Les amitiés vertueuses consistent à reconnaître les qualités ou la « bonté » de l'autre. Les amitiés de plaisir concernent le plaisir qu'une personne peut retirer d'une connexion intime. Les amitiés d'avantage sont basées sur ce que chacun peut gagner de l'autre.

Pour Aristote, les amitiés vertueuses sont les plus parfaites, car elles sont véritablement réciproques. Les deux autres types ne conduisent pas à une amitié idéale, car ils deviennent facilement à sens unique. En d'autres termes, la forme d'amitié la plus élevée est celle dans laquelle vous n'utilisez pas votre ami pour un autre objectif (égoïste). Vous les appréciez pour ce qu'ils sont en eux-mêmes.

Je ne suis pas un expert en philosophie aristotélicienne, mais j'ai beaucoup de questions sur cette approche. Et si le « bon » chez quelqu'un vous faisait plaisir ? Et si la principale vertu de quelqu'un était la compersion – la capacité de prendre plaisir au plaisir de quelqu'un d'autre ? Que se passe-t-il si quelqu'un veut que vous soyez son ami afin qu'il puisse vous offrir une sorte d'avantage ?

Je pense que le concept d'égoïsme idéal de Nietzsche fonctionne bien avec son idéal d'amitié. Au lieu de voir les relations comme des instantanés - soit vous êtes là pour vous-même, soit vous êtes là pour aider l'autre - nous pouvons les voir comme un cycle qui se répète dans le temps.

Dans les grandes amitiés, on donne mais on prend aussi. Il y a de la place pour que vous soyez égoïste - pour faire le plein, pour ainsi dire. Vous le faites soit dans la solitude, soit en vous appuyant sur vos amis. Cela peut arriver pendant une saison, mais ensuite, après avoir «fait le plein», vous avez les ressources personnelles et émotionnelles pour redonner.

L'idée clé est que prendre soin de soi et prendre soin des autres sont étroitement liés. L'un des moyens les plus importants de prendre soin de vous est de favoriser de bonnes amitiés.

Concours

C'est dans ce sens limité que je pense que nous pouvons considérer les bonnes relations familiales comme également sous-tendues par une grande amitié. Il ne s'agit pas d'être les meilleurs amis avec vos enfants ou vos parents ou vos frères et sœurs. Même en tant que parents et enfants, nous pouvons réfléchir attentivement à ce que nous donnons et à ce que nous prenons, et être d'accord avec les deux.

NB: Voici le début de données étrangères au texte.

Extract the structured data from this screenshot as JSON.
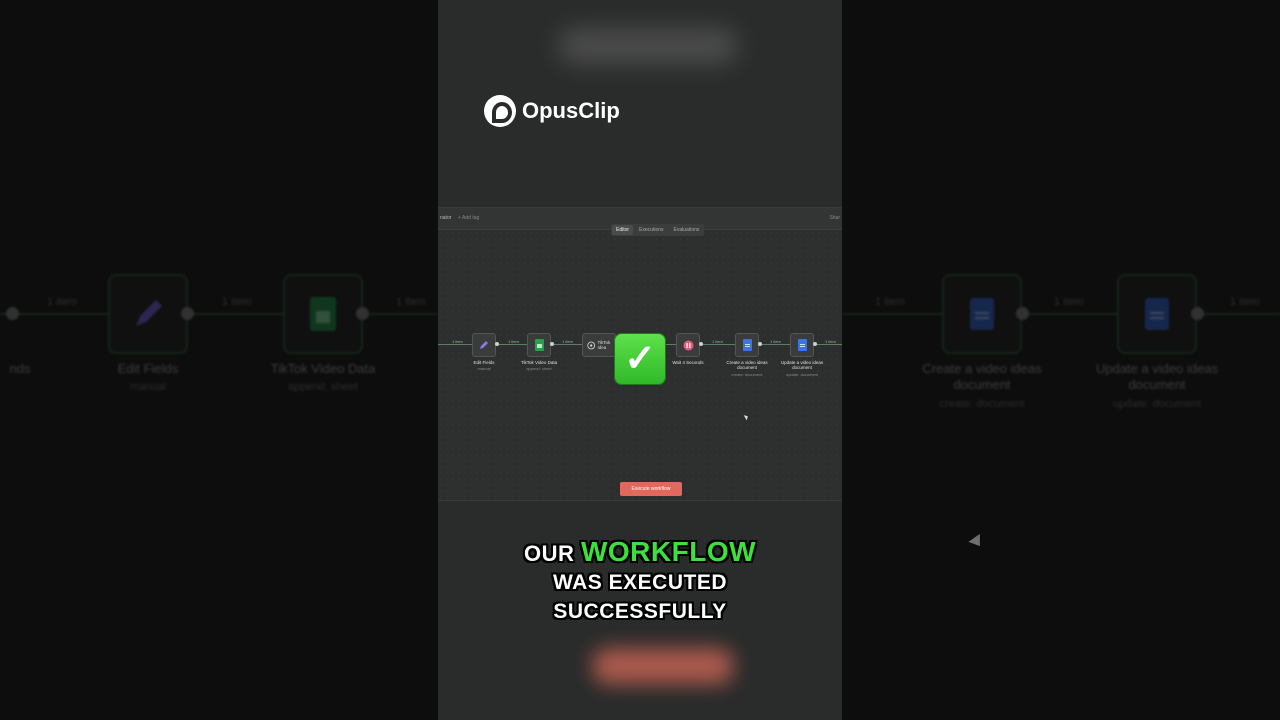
{
  "brand": {
    "name": "OpusClip"
  },
  "editor": {
    "title": "nator",
    "add_tag": "+ Add tag",
    "share": "Shar",
    "tabs": [
      "Editor",
      "Executions",
      "Evaluations"
    ],
    "execute_button": "Execute workflow"
  },
  "workflow_nodes": [
    {
      "label": "Edit Fields",
      "sub": "manual",
      "icon": "pencil-icon"
    },
    {
      "label": "TikTok Video Data",
      "sub": "append: sheet",
      "icon": "sheets-icon"
    },
    {
      "label": "TikTok Idea",
      "sub": "",
      "icon": "openai-icon"
    },
    {
      "label": "Wait 4 Seconds",
      "sub": "",
      "icon": "pause-icon"
    },
    {
      "label": "Create a video ideas document",
      "sub": "create: document",
      "icon": "docs-icon"
    },
    {
      "label": "Update a video ideas document",
      "sub": "update: document",
      "icon": "docs-icon"
    }
  ],
  "connector_label": "1 item",
  "side_left": {
    "partial_label": "nds",
    "edit_fields": "Edit Fields",
    "edit_fields_sub": "manual",
    "tiktok": "TikTok Video Data",
    "tiktok_sub": "append: sheet"
  },
  "side_right": {
    "create": "Create a video ideas document",
    "create_sub": "create: document",
    "update": "Update a video ideas document",
    "update_sub": "update: document"
  },
  "caption": {
    "word1": "OUR",
    "highlight": "WORKFLOW",
    "line2": "WAS EXECUTED",
    "line3": "SUCCESSFULLY"
  },
  "colors": {
    "highlight": "#3be23b",
    "execute": "#e2685d",
    "check": "#3fc93a"
  }
}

Cette idée de l'amitié a un contexte plus large, qui peut être vu dans la façon dont Nietzsche pense les relations en général. Il commence par les anciens Grecs, pour qui le concours était une partie essentielle de leur vie sociale.

Les concours ont établi une base commune d'excellence. Ils étaient au cœur du sport (comme aux Jeux olympiques), ainsi que de la vie artistique et culturelle. Poètes, orateurs publics, guitaristes - tous ont participé à des concours jugés publiquement. Les gagnants ont établi des normes d'excellence que tout le monde peut célébrer, y compris les perdants.

Nietzsche transpose cette idée dans son éthique. Pour lui, la compétition est au centre de tout lien humain intime. Il est tout à fait naturel que les êtres humains s'efforcent de s'exprimer. Et si tout le monde fait cela tout le temps, nous nous battrons inévitablement les uns contre les autres d'une manière ou d'une autre. Ce n'est pas par animosité ou mauvaise volonté, ni même par compétition, dans laquelle l'objectif est simplement de gagner. Pour Nietzsche, c'est comme ça que nous sommes.

C'est pourquoi l'amitié est si importante. C'est la forme de relation la mieux adaptée pour entretenir la compétition entre individus, sans rancune ni domination. L'implication surprenante de son approche est que pour que tout type de relation humaine fonctionne, il doit y avoir une grande amitié en son cœur.The Conversation

A propos de l'auteur

Neil Durant, Chercheur adjoint, Université Macquarie

Cet article est republié de The Conversation sous une licence Creative Commons. Lis le article original.